Friday, April 6, 2012

All you Need is Love


Good Friday: a day about love and sacrifice.  God so loved the world he gave his only son Jesus Christ, Jesus so loved us he gave us his life.  Tonight I took my parents (who just got into Belfast today) to the Good Friday service at Fortwilliam.  The service was a mixture of scripture, all from Mark, call and response prayer to the scripture, and singing.  It’s a rare for a service that truly hits me but this one did (just what a minister wants to hear right Lesley?) probably more then anyone else sitting in that half circle although I truly hope those of you reading this who were there got as much out of it as I did. 
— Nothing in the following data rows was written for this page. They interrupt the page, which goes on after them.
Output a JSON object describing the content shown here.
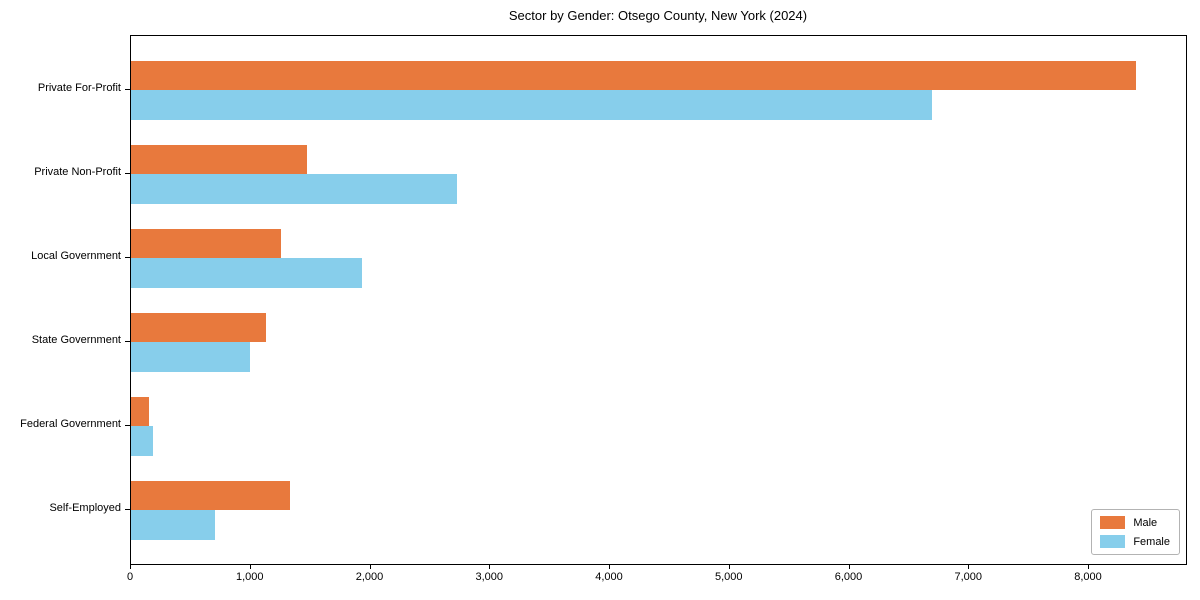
{
  "title": "Sector by Gender: Otsego County, New York (2024)",
  "chart_data": {
    "type": "bar",
    "orientation": "horizontal",
    "title": "Sector by Gender: Otsego County, New York (2024)",
    "categories": [
      "Private For-Profit",
      "Private Non-Profit",
      "Local Government",
      "State Government",
      "Federal Government",
      "Self-Employed"
    ],
    "series": [
      {
        "name": "Male",
        "color": "#e8793d",
        "values": [
          8390,
          1470,
          1250,
          1130,
          150,
          1330
        ]
      },
      {
        "name": "Female",
        "color": "#87ceeb",
        "values": [
          6690,
          2720,
          1930,
          990,
          180,
          700
        ]
      }
    ],
    "xlim": [
      0,
      8810
    ],
    "xticks": [
      0,
      1000,
      2000,
      3000,
      4000,
      5000,
      6000,
      7000,
      8000
    ],
    "xtick_labels": [
      "0",
      "1,000",
      "2,000",
      "3,000",
      "4,000",
      "5,000",
      "6,000",
      "7,000",
      "8,000"
    ],
    "xlabel": "",
    "ylabel": "",
    "grid": false,
    "legend_position": "lower right"
  }
}
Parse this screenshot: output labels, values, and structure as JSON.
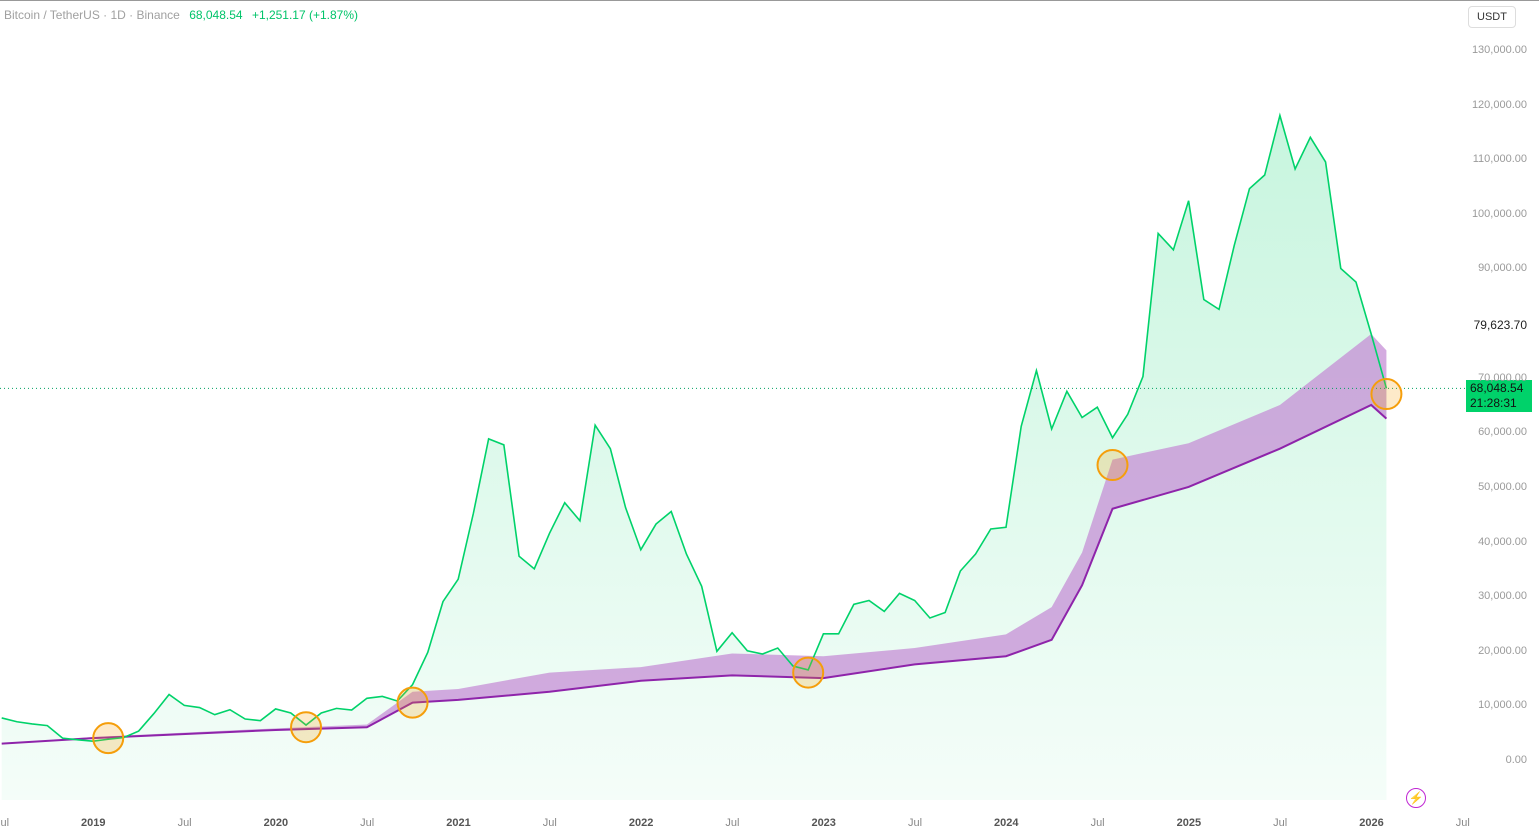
{
  "header": {
    "symbol": "Bitcoin / TetherUS · 1D · Binance",
    "price": "68,048.54",
    "change": "+1,251.17 (+1.87%)"
  },
  "currency_button": "USDT",
  "price_label": {
    "price": "68,048.54",
    "countdown": "21:28:31"
  },
  "high_label": "79,623.70",
  "colors": {
    "price_line": "#00d26a",
    "band": "#c68fd6",
    "lower_line": "#8e24aa",
    "circle": "#f59e0b"
  },
  "chart_data": {
    "type": "line",
    "y_ticks": [
      "0.00",
      "10,000.00",
      "20,000.00",
      "30,000.00",
      "40,000.00",
      "50,000.00",
      "60,000.00",
      "70,000.00",
      "90,000.00",
      "100,000.00",
      "110,000.00",
      "120,000.00",
      "130,000.00"
    ],
    "x_ticks": [
      "Jul",
      "2019",
      "Jul",
      "2020",
      "Jul",
      "2021",
      "Jul",
      "2022",
      "Jul",
      "2023",
      "Jul",
      "2024",
      "Jul",
      "2025",
      "Jul",
      "2026",
      "Jul"
    ],
    "ylim": [
      0,
      130000
    ],
    "price": {
      "dates": [
        "2018-07",
        "2018-08",
        "2018-09",
        "2018-10",
        "2018-11",
        "2018-12",
        "2019-01",
        "2019-02",
        "2019-03",
        "2019-04",
        "2019-05",
        "2019-06",
        "2019-07",
        "2019-08",
        "2019-09",
        "2019-10",
        "2019-11",
        "2019-12",
        "2020-01",
        "2020-02",
        "2020-03",
        "2020-04",
        "2020-05",
        "2020-06",
        "2020-07",
        "2020-08",
        "2020-09",
        "2020-10",
        "2020-11",
        "2020-12",
        "2021-01",
        "2021-02",
        "2021-03",
        "2021-04",
        "2021-05",
        "2021-06",
        "2021-07",
        "2021-08",
        "2021-09",
        "2021-10",
        "2021-11",
        "2021-12",
        "2022-01",
        "2022-02",
        "2022-03",
        "2022-04",
        "2022-05",
        "2022-06",
        "2022-07",
        "2022-08",
        "2022-09",
        "2022-10",
        "2022-11",
        "2022-12",
        "2023-01",
        "2023-02",
        "2023-03",
        "2023-04",
        "2023-05",
        "2023-06",
        "2023-07",
        "2023-08",
        "2023-09",
        "2023-10",
        "2023-11",
        "2023-12",
        "2024-01",
        "2024-02",
        "2024-03",
        "2024-04",
        "2024-05",
        "2024-06",
        "2024-07",
        "2024-08",
        "2024-09",
        "2024-10",
        "2024-11",
        "2024-12",
        "2025-01",
        "2025-02",
        "2025-03",
        "2025-04",
        "2025-05",
        "2025-06",
        "2025-07",
        "2025-08",
        "2025-09",
        "2025-10",
        "2025-11",
        "2025-12",
        "2026-01",
        "2026-02"
      ],
      "values": [
        7700,
        7000,
        6600,
        6300,
        4000,
        3700,
        3450,
        3800,
        4100,
        5300,
        8500,
        12000,
        10000,
        9600,
        8300,
        9200,
        7500,
        7200,
        9350,
        8600,
        6400,
        8600,
        9450,
        9150,
        11300,
        11650,
        10800,
        13800,
        19700,
        29000,
        33100,
        45200,
        58800,
        57700,
        37300,
        35000,
        41500,
        47100,
        43800,
        61300,
        57000,
        46200,
        38500,
        43200,
        45500,
        37700,
        31800,
        19900,
        23300,
        20000,
        19400,
        20500,
        17200,
        16500,
        23100,
        23100,
        28500,
        29200,
        27200,
        30500,
        29200,
        26000,
        27000,
        34600,
        37700,
        42300,
        42600,
        61100,
        71300,
        60600,
        67500,
        62700,
        64600,
        59000,
        63300,
        70200,
        96400,
        93400,
        102400,
        84300,
        82500,
        94200,
        104600,
        107100,
        118000,
        108200,
        114000,
        109500,
        90000,
        87500,
        78000,
        68048
      ]
    },
    "band_upper": {
      "dates": [
        "2018-07",
        "2019-01",
        "2020-01",
        "2020-07",
        "2020-10",
        "2021-01",
        "2021-07",
        "2022-01",
        "2022-07",
        "2023-01",
        "2023-07",
        "2024-01",
        "2024-04",
        "2024-06",
        "2024-08",
        "2025-01",
        "2025-07",
        "2026-01",
        "2026-02"
      ],
      "values": [
        3000,
        4200,
        5800,
        6500,
        12500,
        13000,
        16000,
        17000,
        19500,
        19000,
        20500,
        23000,
        28000,
        38000,
        55000,
        58000,
        65000,
        78000,
        75000
      ]
    },
    "band_lower": {
      "dates": [
        "2018-07",
        "2019-01",
        "2020-01",
        "2020-07",
        "2020-10",
        "2021-01",
        "2021-07",
        "2022-01",
        "2022-07",
        "2023-01",
        "2023-07",
        "2024-01",
        "2024-04",
        "2024-06",
        "2024-08",
        "2025-01",
        "2025-07",
        "2026-01",
        "2026-02"
      ],
      "values": [
        3000,
        4000,
        5500,
        6000,
        10500,
        11000,
        12500,
        14500,
        15500,
        15000,
        17500,
        19000,
        22000,
        32000,
        46000,
        50000,
        57000,
        65000,
        62500
      ]
    },
    "markers": {
      "dates": [
        "2019-02",
        "2020-03",
        "2020-10",
        "2022-12",
        "2024-08",
        "2026-02"
      ],
      "values": [
        4000,
        6000,
        10500,
        16000,
        54000,
        67000
      ]
    }
  }
}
I was really surprised to walk in and see only about 20 people there and further surprised to see chairs around the communion table rather then people being in pews.  Its rare that a service at Fortwilliam would surprise me, mainly because I’m always in charge of putting things together for them, but I’m glad I wasn’t in charge of anything for this service.  I had no idea what to expect.  For once, I had no idea who was reading or what they were reading or where it was all going to go and I didn’t really try to look ahead in the program I was handed.  I sat and listened to Jesus’ sacrifice and unending love for me, and for all the people around me, all the people around me who I have truly grown to love.  I knew every single person in the circle all quite well.  They were some of the people I have gotten to know best in my time at Fortwilliam and sharing such an important day with them and with my family was indescribable for me. 
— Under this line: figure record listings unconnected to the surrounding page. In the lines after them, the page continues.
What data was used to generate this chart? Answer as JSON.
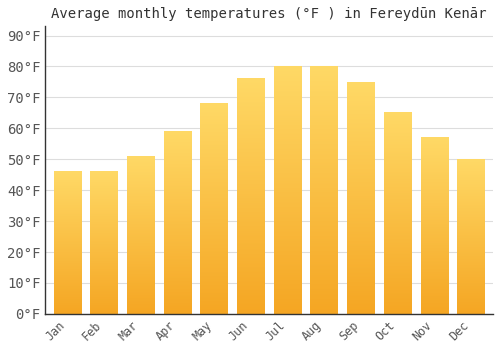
{
  "title": "Average monthly temperatures (°F ) in Fereydūn Kenār",
  "months": [
    "Jan",
    "Feb",
    "Mar",
    "Apr",
    "May",
    "Jun",
    "Jul",
    "Aug",
    "Sep",
    "Oct",
    "Nov",
    "Dec"
  ],
  "values": [
    46,
    46,
    51,
    59,
    68,
    76,
    80,
    80,
    75,
    65,
    57,
    50
  ],
  "bar_color_bottom": "#F5A623",
  "bar_color_top": "#FFD966",
  "background_color": "#ffffff",
  "plot_bg_color": "#ffffff",
  "grid_color": "#dddddd",
  "spine_color": "#333333",
  "yticks": [
    0,
    10,
    20,
    30,
    40,
    50,
    60,
    70,
    80,
    90
  ],
  "ylim": [
    0,
    93
  ],
  "tick_label_color": "#555555",
  "title_fontsize": 10,
  "tick_fontsize": 8.5,
  "bar_width": 0.75
}
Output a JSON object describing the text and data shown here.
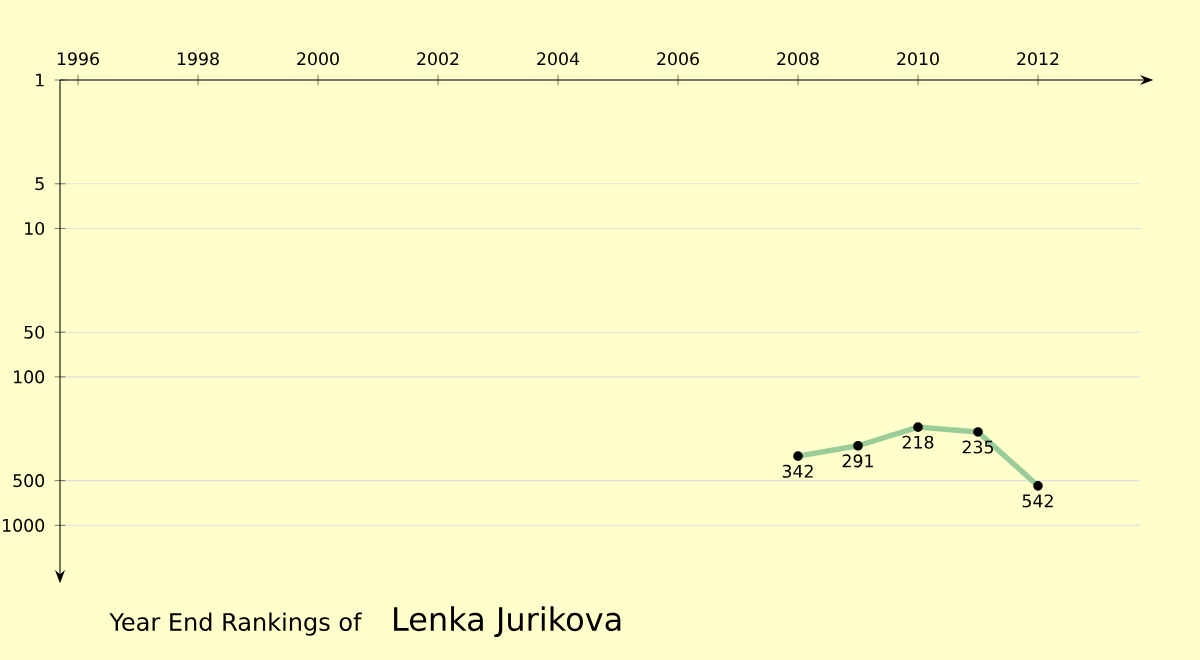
{
  "chart_data": {
    "type": "line",
    "title": "Year End Rankings of",
    "subtitle": "Lenka Jurikova",
    "x": [
      2008,
      2009,
      2010,
      2011,
      2012
    ],
    "series": [
      {
        "color": "#99cc99",
        "values": [
          342,
          291,
          218,
          235,
          542
        ]
      }
    ],
    "xlim": [
      1995.7,
      2013.7
    ],
    "xticks": [
      1996,
      1998,
      2000,
      2002,
      2004,
      2006,
      2008,
      2010,
      2012
    ],
    "ylim": [
      2000,
      1
    ],
    "yticks": [
      1,
      5,
      10,
      50,
      100,
      500,
      1000
    ],
    "log": "y",
    "grid": "y",
    "marker": "circle",
    "line_style": "solid",
    "data_labels": true
  }
}
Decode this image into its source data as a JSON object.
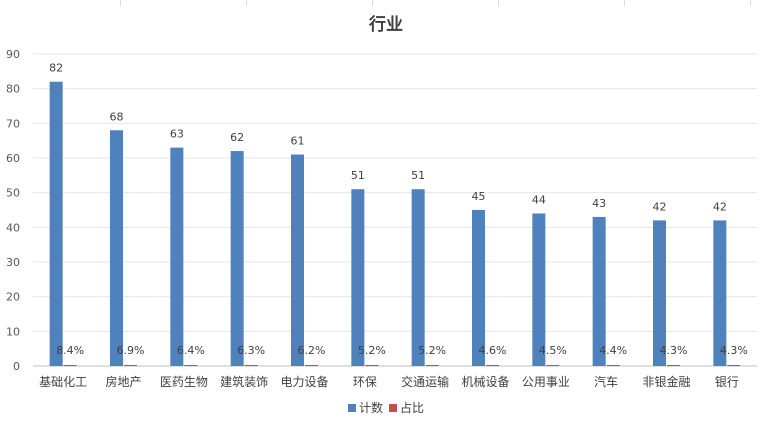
{
  "chart_data": {
    "type": "bar",
    "title": "行业",
    "xlabel": "",
    "ylabel": "",
    "ylim": [
      0,
      90
    ],
    "yticks": [
      0,
      10,
      20,
      30,
      40,
      50,
      60,
      70,
      80,
      90
    ],
    "grid": true,
    "legend_position": "bottom",
    "categories": [
      "基础化工",
      "房地产",
      "医药生物",
      "建筑装饰",
      "电力设备",
      "环保",
      "交通运输",
      "机械设备",
      "公用事业",
      "汽车",
      "非银金融",
      "银行"
    ],
    "series": [
      {
        "name": "计数",
        "color": "#4f81bd",
        "values": [
          82,
          68,
          63,
          62,
          61,
          51,
          51,
          45,
          44,
          43,
          42,
          42
        ],
        "labels": [
          "82",
          "68",
          "63",
          "62",
          "61",
          "51",
          "51",
          "45",
          "44",
          "43",
          "42",
          "42"
        ]
      },
      {
        "name": "占比",
        "color": "#c0504d",
        "values": [
          0.084,
          0.069,
          0.064,
          0.063,
          0.062,
          0.052,
          0.052,
          0.046,
          0.045,
          0.044,
          0.043,
          0.043
        ],
        "labels": [
          "8.4%",
          "6.9%",
          "6.4%",
          "6.3%",
          "6.2%",
          "5.2%",
          "5.2%",
          "4.6%",
          "4.5%",
          "4.4%",
          "4.3%",
          "4.3%"
        ]
      }
    ]
  }
}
 I shared it with a mentor who has helped me grow and challenged me in ways she’ll never know, with a coworker who appreciates and shares in all of my small and large victories, a roommate who has become more like a sister then a friend, with women who always worry about me, care about me and pry into my life in ways only family would do, with a captain who is impossible not to love, respect, and enjoy but who also worries about you too much to let you walk anywhere alone at night, with friends who mock you relentlessly, introduce you to new things, and support you even when they don’t even realize what they’ve done has made all the difference in your day and your life, and with many more.   In the time of silence after the reading describing Jesus taking his final breaths, I sat and closed my eyes.   I didn’t pray, but I felt it.  I had one of those moments when you feel that your part of something bigger.  Love.  The love of God, of Jesus, of the people around me, and my love for all of them.
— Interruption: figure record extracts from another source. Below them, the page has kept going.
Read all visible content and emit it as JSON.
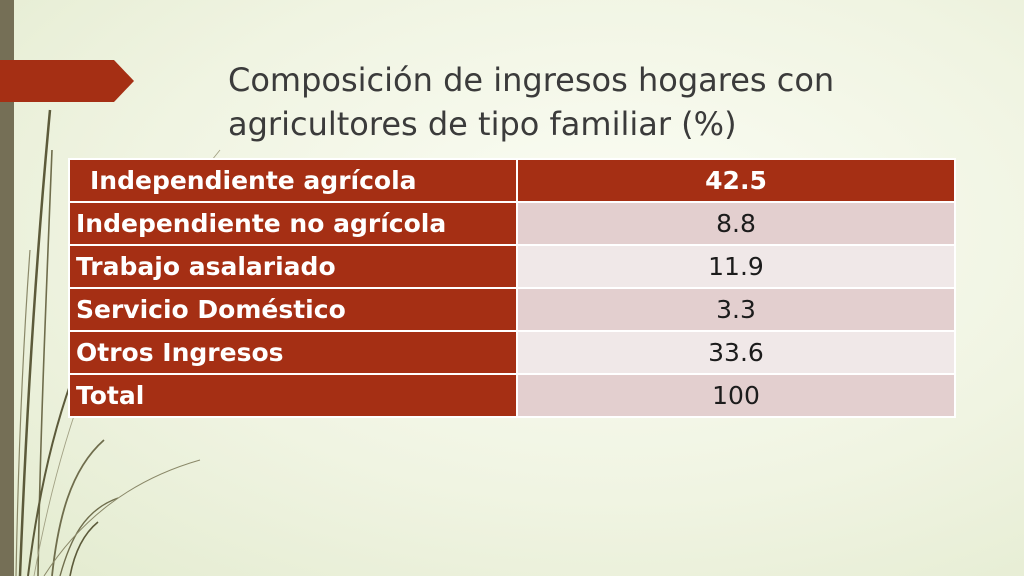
{
  "slide": {
    "title": "Composición de ingresos hogares con agricultores de tipo familiar (%)"
  },
  "colors": {
    "accent": "#a52f14",
    "sidebar": "#756f56",
    "row_light": "#f0e8e8",
    "row_pink": "#e3cfcf"
  },
  "table": {
    "rows": [
      {
        "label": "Independiente agrícola",
        "value": "42.5"
      },
      {
        "label": "Independiente no agrícola",
        "value": "8.8"
      },
      {
        "label": "Trabajo asalariado",
        "value": "11.9"
      },
      {
        "label": "Servicio Doméstico",
        "value": "3.3"
      },
      {
        "label": "Otros Ingresos",
        "value": "33.6"
      },
      {
        "label": "Total",
        "value": "100"
      }
    ]
  }
}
 Good Friday is about Jesus’ sacrifice and I appreciate it more today then I think I have ever before, but really its about how much Jesus loved us, how he wanted us to love in the same way.  Tonight I got that, really got it. Tonight I felt the love of God through the people in that circle.  Tonight I am humbled before my God and his sacrifices and his gift to me. Tonight and for many nights to come, I am grateful.